Trotz aller Hoffnung, die sich Magda macht, gibt es von ihrem Mann kein Lebenszeichen. Im Juni 1945 schreibt sie ihm: "Es ist ein wunderschöner Sonntag heute. Und wenn Du hier wärst und wir könnten zusammen spazieren gehen, dann wäre es wie im Frieden ... Josef, wo magst Du jetzt wohl sein."

Je länger Magda vergeblich auf Nachrichten wartet, desto größer wird die Verzweiflung und desto kürzer werden die Briefe: "Wenn ich doch nur erst von Dir ein Lebenszeichen hätte. Nur ein winzig kleines, o, ich wäre unendlich froh. Und unsere liebe Mama in Gütersloh finge noch einmal an zu leben.Wenn man selber Kinder hat, kann man erst ermessen, wie schwer es ist, wenn man sie wieder hergeben muss."

Im August 1945 klammert sich Magda an die letzten Fünkchen Hoffnung: "Wenn Du nicht bald kommst, krieg ich graue Haare. Ich habe gar keine Lust mehr zum Schreiben. Man wird auf die Dauer so mutlos. Schuster Wiemann ist auch schon zurück. Er war auch beim Russen." Zwei Suchanzeigen hat sie vergeblich aufgegeben. Aber: "Sämtliche Wahrsager prophezeien, Du kämest wieder. Und ich glaube es auch nicht anders. O Josef wärest Du doch erst hier."

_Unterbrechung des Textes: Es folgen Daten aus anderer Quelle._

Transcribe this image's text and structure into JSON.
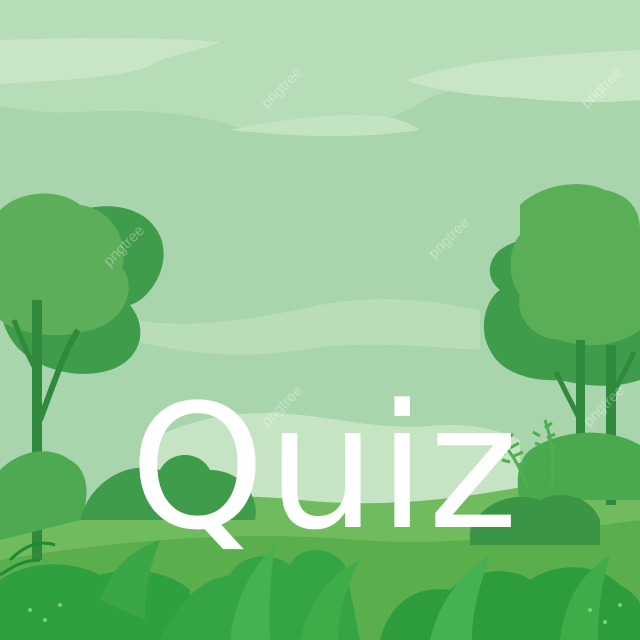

Das letzte Schreiben an ihren Mann ist auf den 10. März 1947 datiert, etwa drei Jahre nachdem ihr Mann an die Ostfront geschickt wurde: "Mein lieber Josef, ich weiß nicht mehr, schreibe ich diese Zeilen einem Toten? Oder lebst Du noch irgendwo auf der Welt?" Eine Antwort hat sie von Josef nie erhalten. Nur die gerichtliche Feststellung, dass er für tot erklärt wurde. Magda hat den Verlust ihres Gatten nie verwunden. Erst spät und auf Drängen ihrer Familie hat sie ein zweites Mal geheiratet. Das Heft, in das sie die Briefe an ihren Mann geschrieben hat, fand sich nach ihrem Tod in ihrem Nachlass.